Homeowners may want to follow these safe practices.
Tips for Landscapers, Property Managers, and Homeowners, Building Owners:
• Provide a minimum of an 18-inch clearance between landscape mulch beds and combustible building materials, such as wood, vinyl siding and decks.
• Use non-combustible mulch such as rock or pea stone around gas meters and combustible portions of the structure.
• Provide proper receptacles for smoking materials at all entrances to public buildings and in designated smoking areas. Place them at least 18" away from the building, do not mulch in these areas and remember to regularly empty smoking receptacles.
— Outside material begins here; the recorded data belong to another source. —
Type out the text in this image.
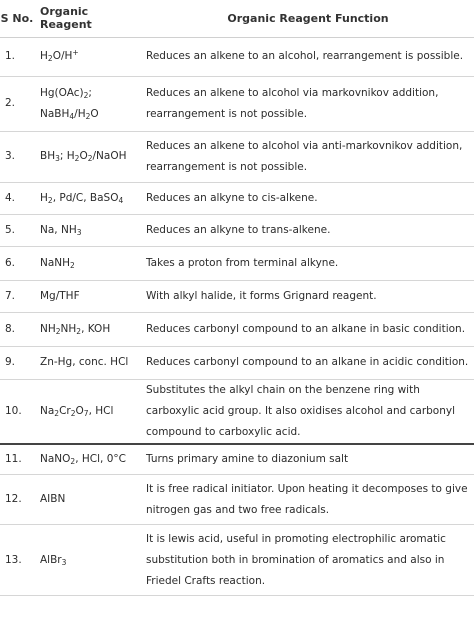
S No.	Organic Reagent	Organic Reagent Function
1.	$H_2O/H^+$	Reduces an alkene to an alcohol, rearrangement is possible.
2.	$Hg(OAc)_2$; $NaBH_4/H_2O$	Reduces an alkene to alcohol via markovnikov addition, rearrangement is not possible.
3.	$BH_3$; $H_2O_2$/NaOH	Reduces an alkene to alcohol via anti-markovnikov addition, rearrangement is not possible.
4.	$H_2$, Pd/C, BaSO$_4$	Reduces an alkyne to cis-alkene.
5.	Na, $NH_3$	Reduces an alkyne to trans-alkene.
6.	NaNH$_2$	Takes a proton from terminal alkyne.
7.	Mg/THF	With alkyl halide, it forms Grignard reagent.
8.	$NH_2NH_2$, KOH	Reduces carbonyl compound to an alkane in basic condition.
9.	Zn-Hg, conc. HCl	Reduces carbonyl compound to an alkane in acidic condition.
10.	$Na_2Cr_2O_7$, HCl	Substitutes the alkyl chain on the benzene ring with carboxylic acid group. It also oxidises alcohol and carbonyl compound to carboxylic acid.
11.	NaNO$_2$, HCl, 0°C	Turns primary amine to diazonium salt
12.	AIBN	It is free radical initiator. Upon heating it decomposes to give nitrogen gas and two free radicals.
13.	AlBr$_3$	It is lewis acid, useful in promoting electrophilic aromatic substitution both in bromination of aromatics and also in Friedel Crafts reaction.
• Grounds and maintenance personnel should be aware when conditions are favorable for mulch fires and increase surveillance of mulch beds.
• Keep mulch beds moist when possible.
Report Mulch Fires
If you see anything smoking in a landscape bed, put it out if you can and report it. If the burning material is not thoroughly wet or removed it can re-ignite.
How Mulch Fires Start.
Care must be taken to prevent mulch fires.
In many mulch fires, the smoldering mulch tunnels under the surface and then breaks out into open flame.
Mulch that is piled too deeply, more than a few inches, can build up heat and spontaneously catch fire.
Mulch fires start more readily when the weather is hot and it has been dry for an extended time.
Factors such as below-average rainfall, dry conditions, warm temperatures, and high winds increase the risk of mulch fires.